We all know that double faults aren’t good, but it’s less clear just how bad they are. Over the course of an entire match, a single point here or there doesn’t seem to matter too much, especially when a double fault creeps in at a harmless moment, like 40-love. Yet many missed second serves are far more costly. Let’s try to quantify the impact of tennis’s most enervating outcome.

To do this, we need to think in terms of *win probability.* In each match, a player wins a certain percentage of service points and a certain percentage of return points. If those rates are sufficiently dominating–say, Mihaela Buzarnescu’s 65% of service points won and 59% of return points won in last week’s San Jose final–the player’s chance of winning the match is 100%. No matter how unlucky or unclutch she was, those percentages result in a win. But in a close contest, in which both players win about 50% of points (often referred to as “lottery matches”), the result is heavily influenced by clutch play and luck. In Buzarnescu’s tour de force, flipping the result of a single point would be meaningless. But in a tight match, like the Wimbledon semifinal between John Isner and Kevin Anderson, a single point could mean the difference between a spot in the championship match and an early flight home.

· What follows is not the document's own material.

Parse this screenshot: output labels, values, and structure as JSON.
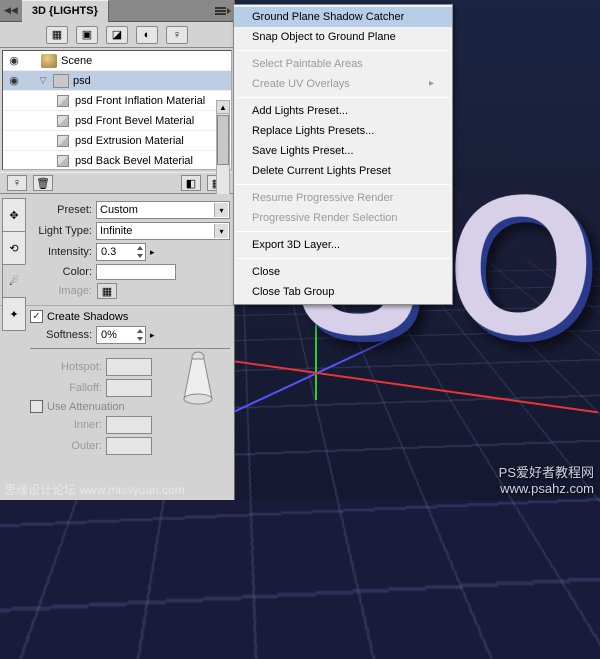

My aim, then, is to measure the average win probability impact of a double fault. To take another example, consider last week’s Washington quarter-final between Andrea Petkovic and Belinda Bencic. Bencic won nearly 51% of total points–59% of her service points and 42% on return–but lost in a third-set tiebreak. Those serve and return components were enough to give her a 56.3% chance of winning the match: claiming more than half of total points usually results in victory, but so close to 50%, there’s plenty of room for things to go the other way.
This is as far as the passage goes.